From IMAX To Mall Operators To ETFs, Here’s How The Wuhan Virus Infected Markets

Whether or not the spread of the Wuhan virus (it just sounds scary, doesn’t it?) ends up triggering a buyable “dip” for US equity benchmarks which have scaled Everest-like peaks in the new year remains to be seen.

One thing we know for sure is that outsized losses are already in the books for some regional gauges, mainland sectors, individual names and specialized vehicles.

For example, early Thursday, in the course of documenting the worst pre-Lunar New Year holiday rout on record in A-shares, we noted that mainland-traded consumer staples suffered their worst week since October 2018. At the same time, H-shares have had a rough go of it, with the Hang Seng China Enterprises index falling 4% this week.

Read more: ‘Rampant Panic’ In China, As Stocks Plunge In Worst Pre-Holiday Trade On Record

Looking a bit harder for evidence of “contagion” (just to perpetuate the virus meme), the Xtrackers Harvest CSI 300 China A-Shares fund is down a dastardly 7% this week, having fallen 4% Thursday and more than 3% on Tuesday, with Wednesday seeing only meager gains.

At the same time, IMAX is in the midst of one of the worst five-day runs in years. MKM Partners’ Eric Handler remarked that the health crisis came at the “worst time possible for exhibitors”. The Lunar New Year holiday is “by far the most frequented time of the year for moviegoing in the country”, he said, adding that it “has been a major benefit to IMAX in each of the last two years”.

IMAX gets nearly a third of its revenue from China. The shares are one bad day away from trading at their lowest levels since late 2011.

If you think that’s bad, just wait until you have a look at Wuhan Department Store Group. As you can imagine, this is not a good week to be a mall manager in Wuhan. The shares plunged 16% over the last several sessions in what, as far as I can tell anyway, is one of the five worst weeks in history for the name.

The city’s property-related stocks are under siege, as are transport companies, amid a lockdown aimed at stopping the virus from spreading.

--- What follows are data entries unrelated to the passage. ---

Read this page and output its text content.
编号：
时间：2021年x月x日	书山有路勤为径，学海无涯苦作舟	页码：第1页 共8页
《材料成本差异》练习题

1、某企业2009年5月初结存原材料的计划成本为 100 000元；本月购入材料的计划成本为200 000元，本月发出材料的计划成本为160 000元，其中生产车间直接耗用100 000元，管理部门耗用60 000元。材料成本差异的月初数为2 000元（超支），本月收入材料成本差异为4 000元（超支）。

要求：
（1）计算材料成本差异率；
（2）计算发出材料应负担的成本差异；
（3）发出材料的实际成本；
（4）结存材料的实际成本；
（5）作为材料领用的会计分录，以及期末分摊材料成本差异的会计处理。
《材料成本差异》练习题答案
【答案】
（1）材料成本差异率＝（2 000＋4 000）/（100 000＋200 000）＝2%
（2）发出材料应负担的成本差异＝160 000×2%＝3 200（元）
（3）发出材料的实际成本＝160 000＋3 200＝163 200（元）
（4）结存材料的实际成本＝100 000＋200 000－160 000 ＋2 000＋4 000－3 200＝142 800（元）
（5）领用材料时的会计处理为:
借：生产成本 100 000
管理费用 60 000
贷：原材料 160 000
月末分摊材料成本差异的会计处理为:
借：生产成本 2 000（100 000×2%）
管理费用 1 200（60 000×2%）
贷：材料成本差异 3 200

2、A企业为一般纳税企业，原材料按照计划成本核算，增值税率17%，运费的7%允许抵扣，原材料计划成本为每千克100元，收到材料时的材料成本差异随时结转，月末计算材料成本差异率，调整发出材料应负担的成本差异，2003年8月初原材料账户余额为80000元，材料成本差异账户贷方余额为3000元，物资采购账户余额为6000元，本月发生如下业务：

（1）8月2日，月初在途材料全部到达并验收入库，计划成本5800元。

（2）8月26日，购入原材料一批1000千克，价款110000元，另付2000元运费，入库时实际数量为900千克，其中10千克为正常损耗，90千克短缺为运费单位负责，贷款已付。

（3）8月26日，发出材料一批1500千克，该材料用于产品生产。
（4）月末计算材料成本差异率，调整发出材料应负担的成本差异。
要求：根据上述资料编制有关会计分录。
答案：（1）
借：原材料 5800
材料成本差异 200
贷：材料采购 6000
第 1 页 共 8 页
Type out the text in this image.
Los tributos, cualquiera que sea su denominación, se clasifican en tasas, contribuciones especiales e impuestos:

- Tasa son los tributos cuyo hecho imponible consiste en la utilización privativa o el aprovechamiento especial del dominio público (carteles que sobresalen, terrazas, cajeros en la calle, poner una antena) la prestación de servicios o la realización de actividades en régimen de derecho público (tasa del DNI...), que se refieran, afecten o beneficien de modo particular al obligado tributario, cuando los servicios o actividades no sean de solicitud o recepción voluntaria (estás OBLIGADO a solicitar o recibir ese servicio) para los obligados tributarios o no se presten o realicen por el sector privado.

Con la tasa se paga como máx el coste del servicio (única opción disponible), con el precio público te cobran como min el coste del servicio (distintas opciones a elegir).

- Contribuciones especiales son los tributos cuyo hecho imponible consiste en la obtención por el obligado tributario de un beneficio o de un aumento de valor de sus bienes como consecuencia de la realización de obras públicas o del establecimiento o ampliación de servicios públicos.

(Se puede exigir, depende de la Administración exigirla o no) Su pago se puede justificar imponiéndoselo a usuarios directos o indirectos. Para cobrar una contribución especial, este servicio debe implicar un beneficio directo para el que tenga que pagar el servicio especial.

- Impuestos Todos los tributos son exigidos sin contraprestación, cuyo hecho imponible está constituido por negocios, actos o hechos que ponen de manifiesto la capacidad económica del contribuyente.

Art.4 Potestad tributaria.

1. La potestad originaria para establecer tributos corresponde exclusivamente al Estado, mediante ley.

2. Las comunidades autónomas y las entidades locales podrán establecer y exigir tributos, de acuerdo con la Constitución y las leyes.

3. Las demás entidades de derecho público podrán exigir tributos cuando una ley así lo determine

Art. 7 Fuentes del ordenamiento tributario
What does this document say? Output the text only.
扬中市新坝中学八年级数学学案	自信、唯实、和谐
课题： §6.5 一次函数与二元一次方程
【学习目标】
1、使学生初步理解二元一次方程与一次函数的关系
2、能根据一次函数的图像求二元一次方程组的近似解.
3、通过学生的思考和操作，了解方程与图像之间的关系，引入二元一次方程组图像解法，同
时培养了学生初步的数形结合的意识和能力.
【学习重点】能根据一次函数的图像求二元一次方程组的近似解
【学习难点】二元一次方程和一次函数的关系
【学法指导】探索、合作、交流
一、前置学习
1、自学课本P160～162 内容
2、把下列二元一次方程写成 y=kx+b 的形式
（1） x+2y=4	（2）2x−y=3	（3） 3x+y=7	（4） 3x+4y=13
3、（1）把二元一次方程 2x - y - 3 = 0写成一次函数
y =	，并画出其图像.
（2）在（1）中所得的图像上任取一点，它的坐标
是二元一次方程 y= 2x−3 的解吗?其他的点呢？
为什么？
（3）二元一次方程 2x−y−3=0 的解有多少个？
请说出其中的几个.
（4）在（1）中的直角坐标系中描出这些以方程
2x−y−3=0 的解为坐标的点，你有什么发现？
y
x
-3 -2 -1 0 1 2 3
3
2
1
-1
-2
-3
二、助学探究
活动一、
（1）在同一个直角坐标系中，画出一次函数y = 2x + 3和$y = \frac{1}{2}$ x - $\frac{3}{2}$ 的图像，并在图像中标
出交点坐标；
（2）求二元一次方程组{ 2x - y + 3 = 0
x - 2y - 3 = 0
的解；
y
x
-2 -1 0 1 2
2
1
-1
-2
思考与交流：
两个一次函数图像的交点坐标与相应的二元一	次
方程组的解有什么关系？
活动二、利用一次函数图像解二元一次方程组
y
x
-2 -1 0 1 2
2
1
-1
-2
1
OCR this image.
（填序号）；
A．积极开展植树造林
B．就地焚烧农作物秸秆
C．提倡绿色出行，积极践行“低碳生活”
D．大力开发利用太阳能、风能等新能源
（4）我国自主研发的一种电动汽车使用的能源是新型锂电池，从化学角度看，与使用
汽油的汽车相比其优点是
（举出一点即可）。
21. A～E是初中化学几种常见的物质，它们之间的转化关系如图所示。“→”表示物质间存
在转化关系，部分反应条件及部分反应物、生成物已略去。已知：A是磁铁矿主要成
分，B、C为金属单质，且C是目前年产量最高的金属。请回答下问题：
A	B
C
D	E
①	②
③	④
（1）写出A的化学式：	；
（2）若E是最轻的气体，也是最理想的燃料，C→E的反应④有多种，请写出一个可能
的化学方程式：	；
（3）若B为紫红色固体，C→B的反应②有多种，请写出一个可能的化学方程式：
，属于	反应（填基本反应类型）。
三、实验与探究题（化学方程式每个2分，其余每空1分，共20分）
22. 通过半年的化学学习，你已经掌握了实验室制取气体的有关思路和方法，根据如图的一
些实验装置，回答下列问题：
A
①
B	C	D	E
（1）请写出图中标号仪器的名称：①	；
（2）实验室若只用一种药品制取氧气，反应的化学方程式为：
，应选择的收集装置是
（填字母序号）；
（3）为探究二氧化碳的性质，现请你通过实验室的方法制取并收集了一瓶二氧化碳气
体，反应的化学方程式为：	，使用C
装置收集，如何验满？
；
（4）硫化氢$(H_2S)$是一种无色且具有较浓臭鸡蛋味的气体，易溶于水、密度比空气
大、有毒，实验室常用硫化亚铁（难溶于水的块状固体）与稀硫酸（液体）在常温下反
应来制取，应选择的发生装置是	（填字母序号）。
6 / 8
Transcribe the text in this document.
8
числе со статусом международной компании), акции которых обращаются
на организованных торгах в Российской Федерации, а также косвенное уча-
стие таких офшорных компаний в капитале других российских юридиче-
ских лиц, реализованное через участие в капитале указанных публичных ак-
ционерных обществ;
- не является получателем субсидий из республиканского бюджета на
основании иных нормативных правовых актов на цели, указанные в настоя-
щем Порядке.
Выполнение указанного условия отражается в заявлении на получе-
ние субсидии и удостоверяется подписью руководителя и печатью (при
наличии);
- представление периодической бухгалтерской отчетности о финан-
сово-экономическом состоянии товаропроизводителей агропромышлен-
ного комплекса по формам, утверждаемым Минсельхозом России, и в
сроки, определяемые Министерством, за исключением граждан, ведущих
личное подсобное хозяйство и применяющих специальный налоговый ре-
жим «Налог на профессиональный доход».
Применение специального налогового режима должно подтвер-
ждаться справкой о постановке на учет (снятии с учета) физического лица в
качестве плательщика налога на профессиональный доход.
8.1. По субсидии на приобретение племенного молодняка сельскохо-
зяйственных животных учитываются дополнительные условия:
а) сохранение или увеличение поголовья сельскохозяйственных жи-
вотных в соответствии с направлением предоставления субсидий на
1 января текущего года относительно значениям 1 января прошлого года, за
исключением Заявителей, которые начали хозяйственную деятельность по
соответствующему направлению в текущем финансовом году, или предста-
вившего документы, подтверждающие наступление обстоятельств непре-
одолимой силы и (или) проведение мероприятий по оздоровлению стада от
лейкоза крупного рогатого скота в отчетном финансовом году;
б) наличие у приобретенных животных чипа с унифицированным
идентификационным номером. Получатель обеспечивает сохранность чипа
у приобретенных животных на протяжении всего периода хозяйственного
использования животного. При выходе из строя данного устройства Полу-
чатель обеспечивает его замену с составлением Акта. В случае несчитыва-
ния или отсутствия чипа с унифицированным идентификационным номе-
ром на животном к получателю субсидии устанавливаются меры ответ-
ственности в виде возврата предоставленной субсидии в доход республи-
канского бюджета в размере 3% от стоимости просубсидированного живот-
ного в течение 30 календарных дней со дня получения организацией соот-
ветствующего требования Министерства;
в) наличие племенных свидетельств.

Meanwhile, if you were looking for a buying opportunity in emerging market equities, the ETF is down more than 3.5% in the holiday-shortened US week. Barring a turnaround, this will be the worst week for the popular vehicle since the summer.

Finally, the onshore yuan, after a four-week stretch of appreciation amid trade optimism and improving economic data, logged its worst week since Trump re-escalated trade tensions at the beginning of August, prompting the PBoC to let the currency careen through the psychologically-important 7-handle.

There’s contagion out there. And you don’t have to look very hard to find it. Of course, if all you care about is the Nasdaq, then carry on, we suppose.